Novel type II anti-CD20 monoclonal antibody (GA101) evokes homotypic adhesion and actin-dependent, lysosome-mediated cell death in B-cell malignancies.

Blood 2011 Apr 4;117(17):4519-29. Epub 2011 Mar 4.

Targeted Therapy Group, Paterson Institute for Cancer Research, School of Cancer and Enabling Sciences, University of Manchester, Manchester Academic Health Sciences Center, Manchester, UK.

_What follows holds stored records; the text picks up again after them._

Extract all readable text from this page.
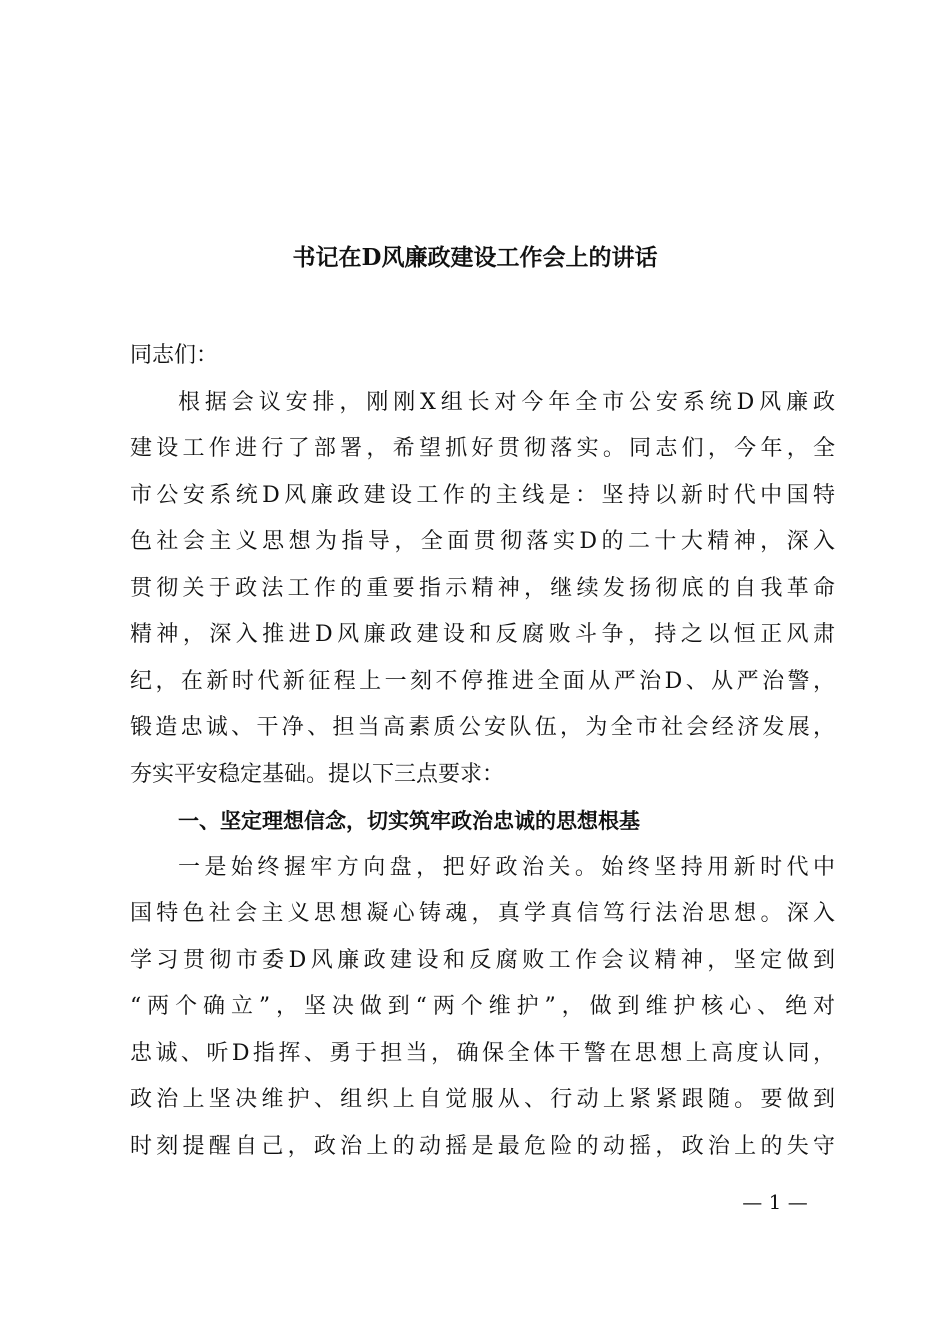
书记在D风廉政建设工作会上的讲话
同志们：
根据会议安排，刚刚X组长对今年全市公安系统D风廉政
建设工作进行了部署，希望抓好贯彻落实。同志们，今年，全
市公安系统D风廉政建设工作的主线是：坚持以新时代中国特
色社会主义思想为指导，全面贯彻落实D的二十大精神，深入
贯彻关于政法工作的重要指示精神，继续发扬彻底的自我革命
精神，深入推进D风廉政建设和反腐败斗争，持之以恒正风肃
纪，在新时代新征程上一刻不停推进全面从严治D、从严治警，
锻造忠诚、干净、担当高素质公安队伍，为全市社会经济发展，
夯实平安稳定基础。提以下三点要求：
一、坚定理想信念，切实筑牢政治忠诚的思想根基
一是始终握牢方向盘，把好政治关。始终坚持用新时代中
国特色社会主义思想凝心铸魂，真学真信笃行法治思想。深入
学习贯彻市委D风廉政建设和反腐败工作会议精神，坚定做到
“两个确立”，坚决做到“两个维护”，做到维护核心、绝对
忠诚、听D指挥、勇于担当，确保全体干警在思想上高度认同，
政治上坚决维护、组织上自觉服从、行动上紧紧跟随。要做到
时刻提醒自己，政治上的动摇是最危险的动摇，政治上的失守
— 1 —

The anti-CD20 mAb rituximab has substantially improved the clinical outcome of patients with a wide range of B-cell malignancies. However, many patients relapse or fail to respond to rituximab, and thus there is intense investigation into the development of novel anti-CD20 mAbs with improved therapeutic efficacy. Although Fc-FcγR interactions appear to underlie much of the therapeutic success with rituximab, certain type II anti-CD20 mAbs efficiently induce programmed cell death (PCD), whereas rituximab-like type I anti-CD20 mAbs do not. Here, we show that the humanized, glycoengineered anti-CD20 mAb GA101 and derivatives harboring non-glycoengineered Fc regions are type II mAb that trigger nonapoptotic PCD in a range of B-lymphoma cell lines and primary B-cell malignancies. We demonstrate that GA101-induced cell death is dependent on actin reorganization, can be abrogated by inhibitors of actin polymerization, and is independent of BCL-2 overexpression and caspase activation. GA101-induced PCD is executed by lysosomes which disperse their contents into the cytoplasm and surrounding environment. Taken together, these findings reveal that GA101 is able to potently elicit actin-dependent, lysosomal cell death, which may potentially lead to improved clearance of B-cell malignancies in vivo.